A 73/M, from Thanjavur, Tamil Nadu, had a history of erythematous patchy rash with papulonodular lesions for the last 3 years for which he had received multiple short courses of oral prednisolone over 3 years with pulse methylprednisolone therapy given at another center the previous year. Lesions resolved mildly with therapy only to recur later. He was a known diabetic (poorly controlled with OHA + Insulin) for 10 years.
He now presented with worsening of skin lesions with ulcerations and nodular eruptions over extremities associated with fever and chills since one week. On examination, he had reduced superficial sensations over both hands and feet with more impairment over left L3-L5 dermatomal distribution. Other systemic examination was unremarkable.

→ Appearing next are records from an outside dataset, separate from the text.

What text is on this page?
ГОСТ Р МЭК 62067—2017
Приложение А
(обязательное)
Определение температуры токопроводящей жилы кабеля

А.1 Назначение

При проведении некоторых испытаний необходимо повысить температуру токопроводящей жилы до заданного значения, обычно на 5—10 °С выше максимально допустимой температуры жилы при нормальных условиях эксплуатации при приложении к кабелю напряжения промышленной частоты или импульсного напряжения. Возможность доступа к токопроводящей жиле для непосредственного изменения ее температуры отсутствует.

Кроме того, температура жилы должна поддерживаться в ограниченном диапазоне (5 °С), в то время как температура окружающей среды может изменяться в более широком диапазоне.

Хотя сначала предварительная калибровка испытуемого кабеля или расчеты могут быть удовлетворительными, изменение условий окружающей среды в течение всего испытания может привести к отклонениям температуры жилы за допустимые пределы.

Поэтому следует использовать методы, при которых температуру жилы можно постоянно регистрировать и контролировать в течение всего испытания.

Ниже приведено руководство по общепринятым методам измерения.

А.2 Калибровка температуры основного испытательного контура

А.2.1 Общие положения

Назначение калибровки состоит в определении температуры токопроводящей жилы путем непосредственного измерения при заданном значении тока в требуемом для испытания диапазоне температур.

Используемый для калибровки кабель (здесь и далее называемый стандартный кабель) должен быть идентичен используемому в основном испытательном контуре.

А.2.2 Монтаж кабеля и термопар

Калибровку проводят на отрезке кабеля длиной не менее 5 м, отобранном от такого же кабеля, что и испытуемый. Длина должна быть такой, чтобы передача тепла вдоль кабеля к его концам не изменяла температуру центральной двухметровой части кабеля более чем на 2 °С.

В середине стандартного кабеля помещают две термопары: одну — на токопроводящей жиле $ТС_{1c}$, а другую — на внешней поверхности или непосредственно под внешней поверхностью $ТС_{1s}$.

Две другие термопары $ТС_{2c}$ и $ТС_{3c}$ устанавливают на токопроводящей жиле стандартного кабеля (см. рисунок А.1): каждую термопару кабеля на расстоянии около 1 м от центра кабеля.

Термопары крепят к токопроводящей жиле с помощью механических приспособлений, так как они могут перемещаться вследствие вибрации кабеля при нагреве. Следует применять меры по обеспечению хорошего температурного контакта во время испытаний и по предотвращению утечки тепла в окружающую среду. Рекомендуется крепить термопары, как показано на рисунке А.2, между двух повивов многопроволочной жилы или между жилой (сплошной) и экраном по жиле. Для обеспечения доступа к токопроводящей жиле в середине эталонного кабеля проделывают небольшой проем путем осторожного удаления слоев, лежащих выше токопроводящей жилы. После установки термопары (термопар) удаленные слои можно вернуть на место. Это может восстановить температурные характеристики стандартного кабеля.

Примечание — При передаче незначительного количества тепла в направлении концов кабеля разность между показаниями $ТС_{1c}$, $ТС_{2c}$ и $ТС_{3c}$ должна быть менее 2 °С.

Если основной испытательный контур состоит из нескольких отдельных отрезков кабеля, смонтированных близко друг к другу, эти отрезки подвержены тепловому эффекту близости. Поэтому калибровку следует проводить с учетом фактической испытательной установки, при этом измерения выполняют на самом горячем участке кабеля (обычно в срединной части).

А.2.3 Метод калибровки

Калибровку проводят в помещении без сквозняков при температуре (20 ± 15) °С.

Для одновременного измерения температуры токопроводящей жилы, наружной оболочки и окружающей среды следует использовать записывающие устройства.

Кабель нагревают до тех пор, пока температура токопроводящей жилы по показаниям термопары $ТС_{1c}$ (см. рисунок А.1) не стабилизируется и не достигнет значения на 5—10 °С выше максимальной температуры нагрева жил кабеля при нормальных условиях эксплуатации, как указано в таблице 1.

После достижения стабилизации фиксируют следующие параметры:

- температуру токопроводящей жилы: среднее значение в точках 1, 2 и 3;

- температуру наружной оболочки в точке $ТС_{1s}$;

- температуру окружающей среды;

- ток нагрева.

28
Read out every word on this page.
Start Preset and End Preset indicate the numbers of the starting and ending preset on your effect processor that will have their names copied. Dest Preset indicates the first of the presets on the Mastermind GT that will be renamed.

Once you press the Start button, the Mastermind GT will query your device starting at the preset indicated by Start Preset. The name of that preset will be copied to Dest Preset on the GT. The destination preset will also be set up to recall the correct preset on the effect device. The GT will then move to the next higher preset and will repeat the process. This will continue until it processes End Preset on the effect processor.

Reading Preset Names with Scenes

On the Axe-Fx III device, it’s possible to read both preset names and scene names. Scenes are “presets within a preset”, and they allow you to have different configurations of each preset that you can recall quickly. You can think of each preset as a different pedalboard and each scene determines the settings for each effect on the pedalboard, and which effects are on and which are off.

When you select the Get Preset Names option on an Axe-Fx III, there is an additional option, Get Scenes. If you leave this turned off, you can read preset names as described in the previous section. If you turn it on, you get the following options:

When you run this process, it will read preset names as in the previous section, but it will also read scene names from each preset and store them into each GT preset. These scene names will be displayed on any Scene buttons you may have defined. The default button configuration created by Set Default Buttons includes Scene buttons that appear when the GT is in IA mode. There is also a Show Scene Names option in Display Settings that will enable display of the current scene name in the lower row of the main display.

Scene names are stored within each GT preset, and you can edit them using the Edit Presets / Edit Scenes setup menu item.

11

Investigations showed haemoglobin of 8.3g/dl, platelets-9,83,000/μl ,TLC-29,000/μl (N- 72 L-23 M- 5). Peripheral smear - neutrophilic leukocytosis with toxic granulations with thrombocytosis and giant platelets. HbA1c:7.2 , ESR- 140 , CRP- 143. HIV ELISA –negative. Blood cultures after 96 hours showed no growth. There was no response to IV meropenem and clindamycin. ANA/ANCA/anti MPO Ab and other vasculitis workup was negative.